Most AI knowledge bases follow the same pattern: split content into chunks, convert each chunk into embeddings, store vectors in a database with vector search (often pgvector on PostgreSQL), and on each query, embed it, retrieve nearest chunks, and feed them to the LLM.
Each 1024-dimensional vector is 4 KB of float32 values. With 50,000 chunks, that is about 200 MB of embeddings before index overhead.
Quantization changes the tradeoff
Instead of storing 1024 raw floats, TurboQuant first randomly rotates the vector, then quantizes each coordinate independently with a precomputed scalar grid. It stores packed quantized values plus a small amount of metadata. In TurboQuant Lite, a 768-dimensional float32 vector shrinks from 3,072 bytes to 388 bytes at 4-bit quantization, with reported distortion under 1.1% MSE.
The catch: pgvector cannot natively search TurboQuant's 4-bit format directly. It expects supported types like float32 or halfvec and its own index structures. So there are two paths.
Path A: Keep both. Use the vector index for search, and store compressed vectors as a low-cost recovery layer to avoid re-embedding.

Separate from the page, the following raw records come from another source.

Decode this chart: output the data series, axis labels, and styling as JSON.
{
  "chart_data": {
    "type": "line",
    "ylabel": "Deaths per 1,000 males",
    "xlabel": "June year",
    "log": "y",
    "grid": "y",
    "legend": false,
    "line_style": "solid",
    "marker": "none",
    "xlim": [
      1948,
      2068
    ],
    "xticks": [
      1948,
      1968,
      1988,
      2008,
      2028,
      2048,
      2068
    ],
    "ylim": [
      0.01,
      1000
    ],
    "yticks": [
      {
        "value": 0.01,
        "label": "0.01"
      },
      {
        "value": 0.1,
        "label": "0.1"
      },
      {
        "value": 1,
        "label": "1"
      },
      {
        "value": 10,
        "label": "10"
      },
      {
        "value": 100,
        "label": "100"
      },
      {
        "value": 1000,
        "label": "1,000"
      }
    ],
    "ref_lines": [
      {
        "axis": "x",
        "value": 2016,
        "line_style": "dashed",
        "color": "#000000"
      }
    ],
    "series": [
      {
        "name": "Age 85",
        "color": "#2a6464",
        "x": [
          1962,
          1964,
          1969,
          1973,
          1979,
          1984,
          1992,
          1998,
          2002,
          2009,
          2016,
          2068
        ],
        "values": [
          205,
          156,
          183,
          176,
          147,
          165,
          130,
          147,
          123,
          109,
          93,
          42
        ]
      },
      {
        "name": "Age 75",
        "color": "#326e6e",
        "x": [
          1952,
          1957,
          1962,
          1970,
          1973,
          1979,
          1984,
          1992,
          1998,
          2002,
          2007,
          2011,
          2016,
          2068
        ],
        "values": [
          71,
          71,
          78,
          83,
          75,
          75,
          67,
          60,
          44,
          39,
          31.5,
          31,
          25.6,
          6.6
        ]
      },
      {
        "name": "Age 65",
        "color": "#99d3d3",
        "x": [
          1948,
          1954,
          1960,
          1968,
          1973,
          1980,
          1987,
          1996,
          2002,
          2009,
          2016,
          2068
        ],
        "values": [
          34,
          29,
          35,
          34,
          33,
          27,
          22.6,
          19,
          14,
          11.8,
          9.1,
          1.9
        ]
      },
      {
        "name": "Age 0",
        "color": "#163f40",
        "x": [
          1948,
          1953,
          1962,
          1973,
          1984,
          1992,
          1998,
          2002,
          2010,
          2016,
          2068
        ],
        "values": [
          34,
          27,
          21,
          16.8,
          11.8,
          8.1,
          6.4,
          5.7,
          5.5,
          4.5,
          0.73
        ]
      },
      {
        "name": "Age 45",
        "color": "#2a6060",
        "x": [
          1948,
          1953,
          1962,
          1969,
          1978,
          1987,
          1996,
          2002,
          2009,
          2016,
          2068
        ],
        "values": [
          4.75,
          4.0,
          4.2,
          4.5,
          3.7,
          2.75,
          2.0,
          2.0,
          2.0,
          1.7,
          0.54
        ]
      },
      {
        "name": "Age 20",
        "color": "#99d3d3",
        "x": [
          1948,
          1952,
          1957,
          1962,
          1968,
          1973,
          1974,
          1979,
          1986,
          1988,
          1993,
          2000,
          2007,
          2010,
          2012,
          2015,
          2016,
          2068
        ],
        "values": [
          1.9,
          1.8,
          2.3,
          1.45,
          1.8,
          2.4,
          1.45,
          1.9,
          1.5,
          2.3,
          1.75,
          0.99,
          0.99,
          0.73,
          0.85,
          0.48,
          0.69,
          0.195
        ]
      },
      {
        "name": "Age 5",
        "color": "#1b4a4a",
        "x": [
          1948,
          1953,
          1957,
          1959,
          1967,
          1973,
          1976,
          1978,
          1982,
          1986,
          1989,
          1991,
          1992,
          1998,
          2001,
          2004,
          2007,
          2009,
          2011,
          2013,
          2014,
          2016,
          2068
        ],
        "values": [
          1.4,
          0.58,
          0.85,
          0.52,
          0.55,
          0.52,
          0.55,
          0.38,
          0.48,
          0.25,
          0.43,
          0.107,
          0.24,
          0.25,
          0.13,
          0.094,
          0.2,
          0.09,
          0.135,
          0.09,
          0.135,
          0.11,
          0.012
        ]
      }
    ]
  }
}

Path B: Drop the index. Load compressed vectors into application memory and brute-force scan.
Where brute-force compression wins
Customer support routing. With 500 response templates, brute-force on compressed vectors can still be fast enough, while simple appends avoid index maintenance.
Where indexed search wins
Large-scale retrieval. A system indexing millions of documents cannot afford full scans per query. At that scale, ANN indexing justifies its overhead.
The principle
Compression is not universally better or worse than indexed vector search. It depends on three things:
- Dataset size. Small datasets favor brute-force scan. Large datasets favor ANN indexes.
- Write frequency. Frequently updated datasets pay index maintenance costs on every write. Compressed brute-force is append-only.
- Latency budget. Sub-millisecond requirements need indexes. 10ms budgets can afford compressed scans over moderate datasets.
Small, frequently updated datasets can favor brute-force on compressed vectors. Large, stable datasets favor indexed float32 vectors. Many real systems need both.